A History Of Diets - Chronology of Dieting - The 1980s
Food Combining, established by William L. Hay - also known as The Hay Diet advocated that starches and protein foods should not be eaten at the same meal, owing to the different types of enzymes that were required to digest them. This was hugely popular, and was to last as a viable method of successful weight loss right up to the present day, as well as being a panacea for a multitude of minor ailments, including headaches, irritable bowel, stomach ulcers, indigestion and constipation.
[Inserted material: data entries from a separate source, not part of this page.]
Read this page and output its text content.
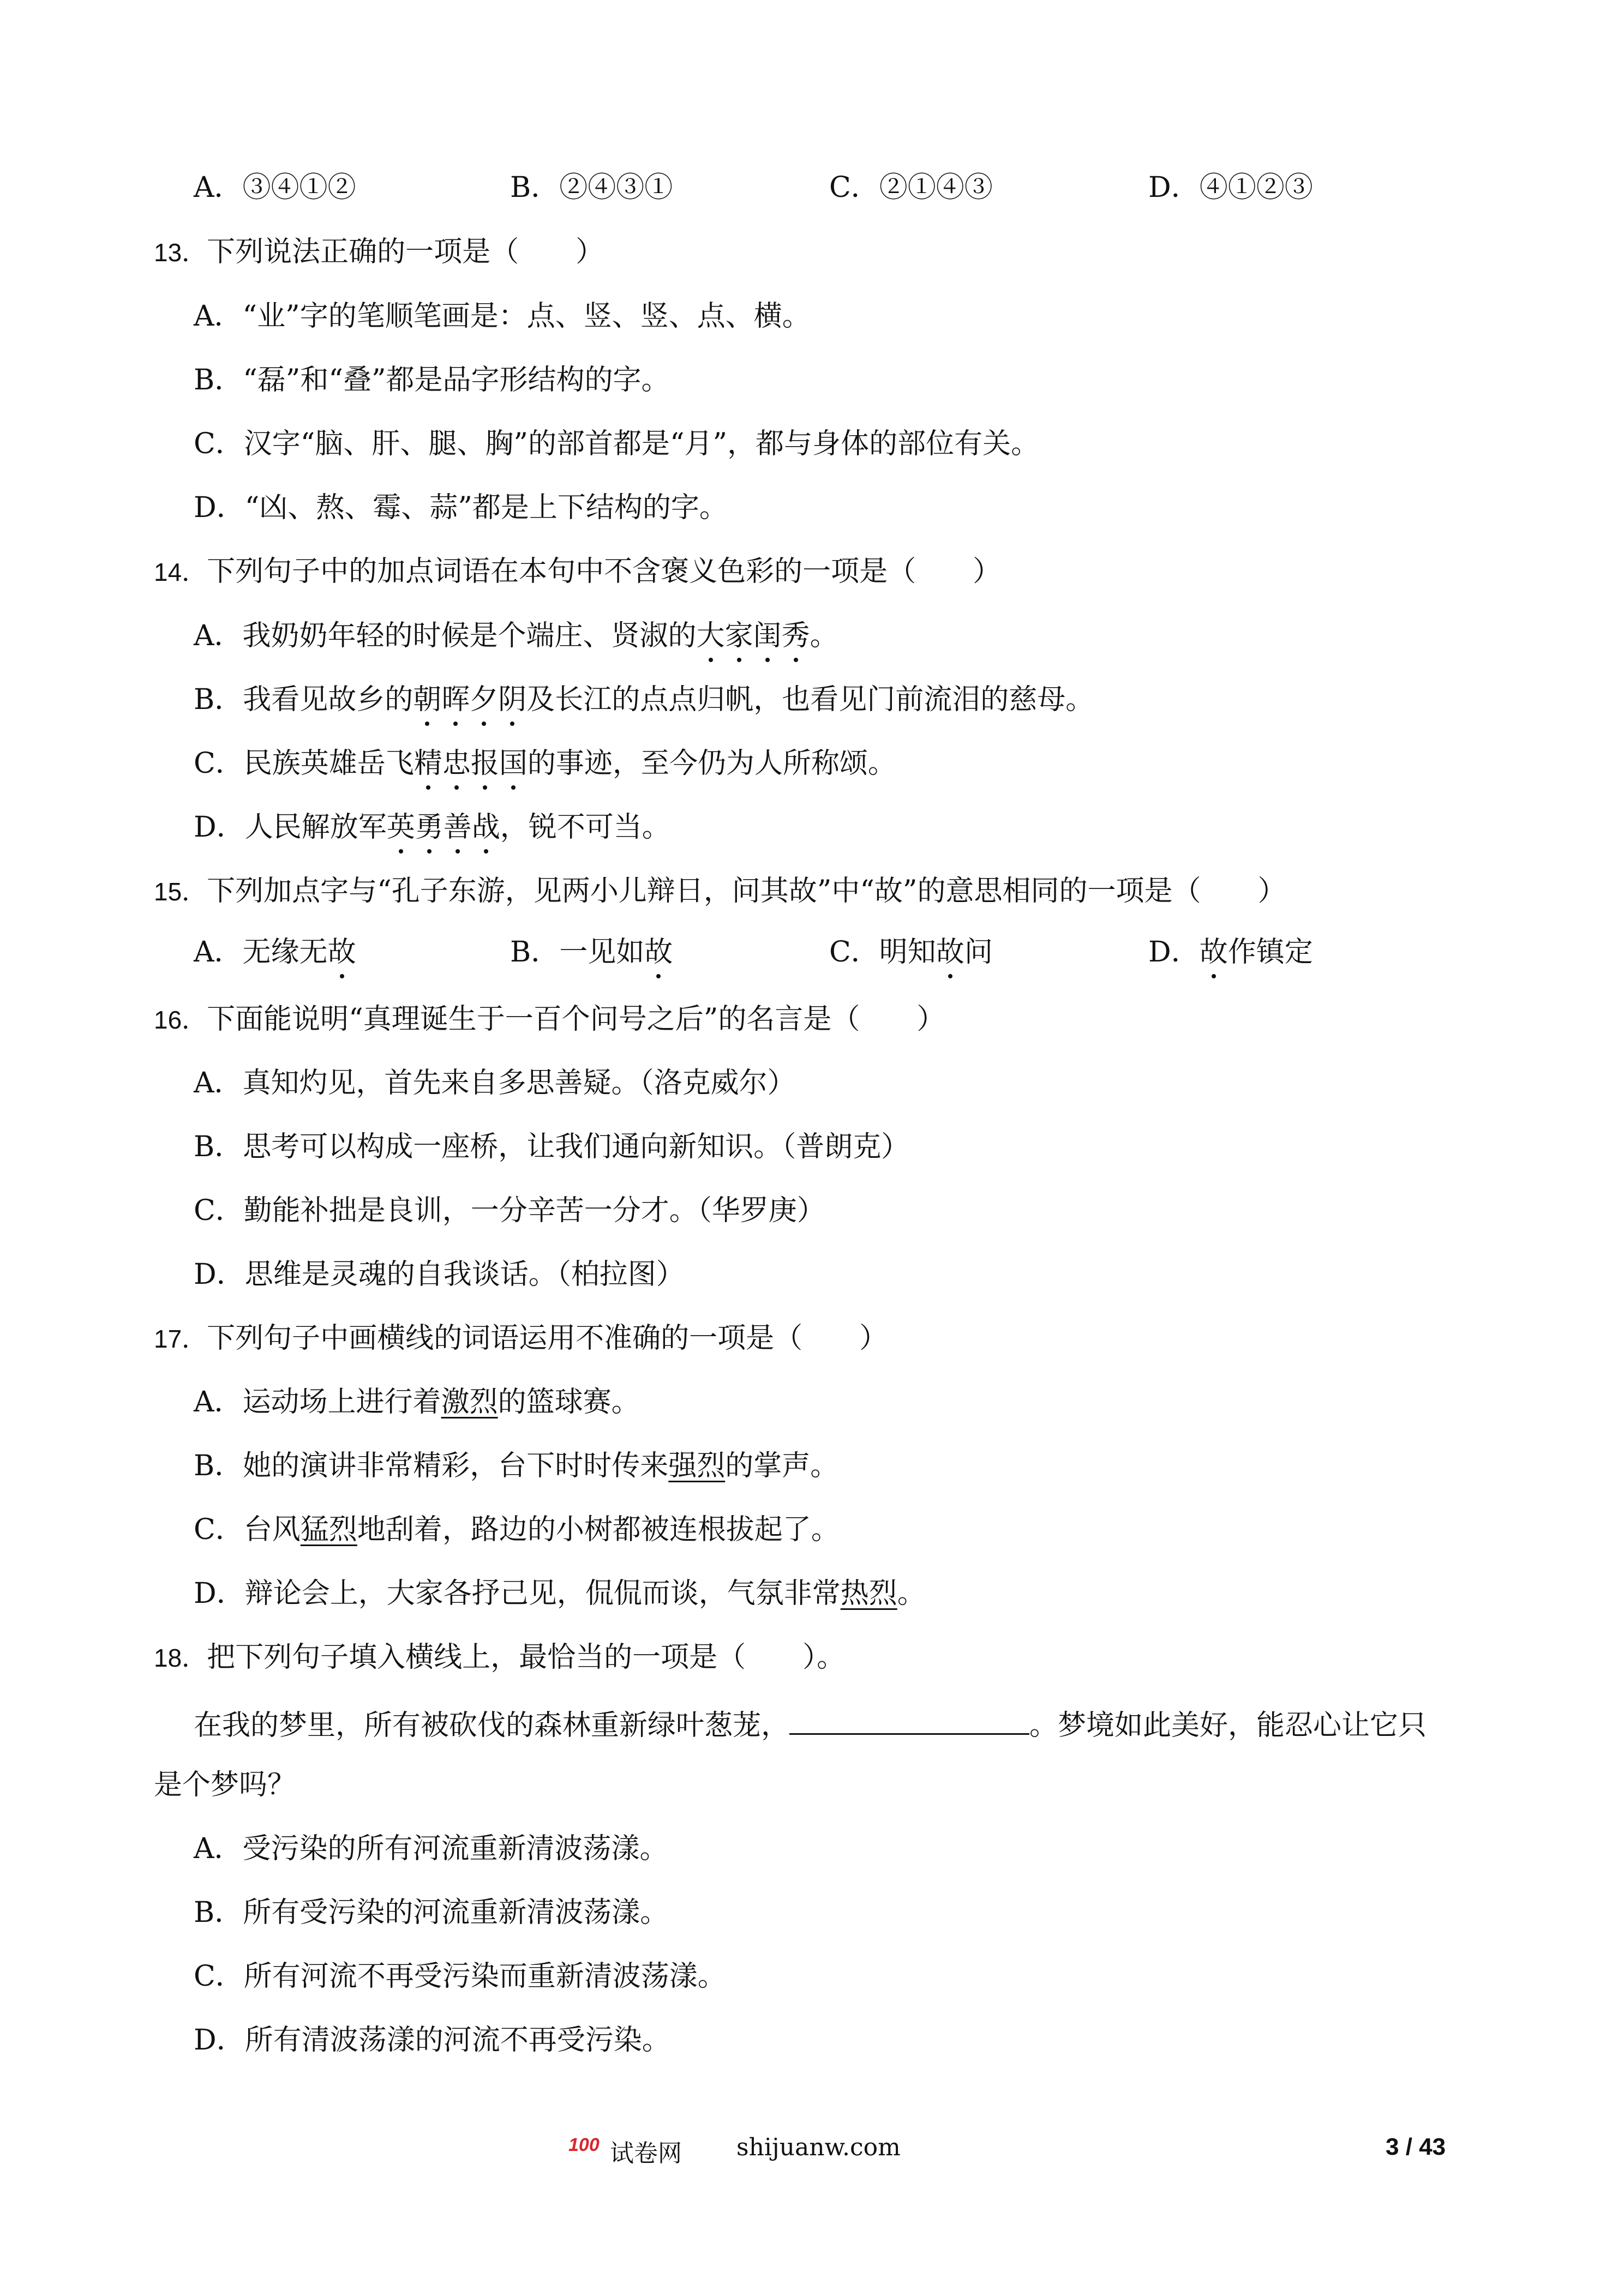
A．③④①②	B．②④③①	C．②①④③	D．④①②③
13．下列说法正确的一项是（　　）
A．“业”字的笔顺笔画是：点、竖、竖、点、横。
B．“磊”和“叠”都是品字形结构的字。
C．汉字“脑、肝、腿、胸”的部首都是“月”，都与身体的部位有关。
D．“凶、熬、霉、蒜”都是上下结构的字。
14．下列句子中的加点词语在本句中不含褒义色彩的一项是（　　）
A．我奶奶年轻的时候是个端庄、贤淑的大家闺秀。
B．我看见故乡的朝晖夕阴及长江的点点归帆，也看见门前流泪的慈母。
C．民族英雄岳飞精忠报国的事迹，至今仍为人所称颂。
D．人民解放军英勇善战，锐不可当。
15．下列加点字与“孔子东游，见两小儿辩日，问其故”中“故”的意思相同的一项是（　　）
A．无缘无故	B．一见如故	C．明知故问	D．故作镇定
16．下面能说明“真理诞生于一百个问号之后”的名言是（　　）
A．真知灼见，首先来自多思善疑。（洛克威尔）
B．思考可以构成一座桥，让我们通向新知识。（普朗克）
C．勤能补拙是良训，一分辛苦一分才。（华罗庚）
D．思维是灵魂的自我谈话。（柏拉图）
17．下列句子中画横线的词语运用不准确的一项是（　　）
A．运动场上进行着激烈的篮球赛。
B．她的演讲非常精彩，台下时时传来强烈的掌声。
C．台风猛烈地刮着，路边的小树都被连根拔起了。
D．辩论会上，大家各抒己见，侃侃而谈，气氛非常热烈。
18．把下列句子填入横线上，最恰当的一项是（　　）。
在我的梦里，所有被砍伐的森林重新绿叶葱茏，	。梦境如此美好，能忍心让它只
是个梦吗？
A．受污染的所有河流重新清波荡漾。
B．所有受污染的河流重新清波荡漾。
C．所有河流不再受污染而重新清波荡漾。
D．所有清波荡漾的河流不再受污染。
100 试卷网 shijuanw.com	3 / 43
The Beverley Hills Diet advocated fruit only for the first 10 days, and thereafter as the only food before midday. Whilst this suited many actors on the Hollywood scene, and many others followed in the first era of the 'celebrity status' it was found to be disruptive to those who had hormonal imbalances, or were susceptible to developing diabetes, as it consisted of little fibre and virtually no protein.

The Cabbage Soup Diet became popular worldwide with women desperate to fit into fashionable leggings. The Cabbage Soup Diet works, temporarily, by cutting daily calories to near-starvation levels. Interestingly, no one has claimed responsibility for inventing the cabbage soup diet. So there isn't an "official" version, but various cabbage diet plans exist based around eating copious quantities of cabbage soup, and very little else.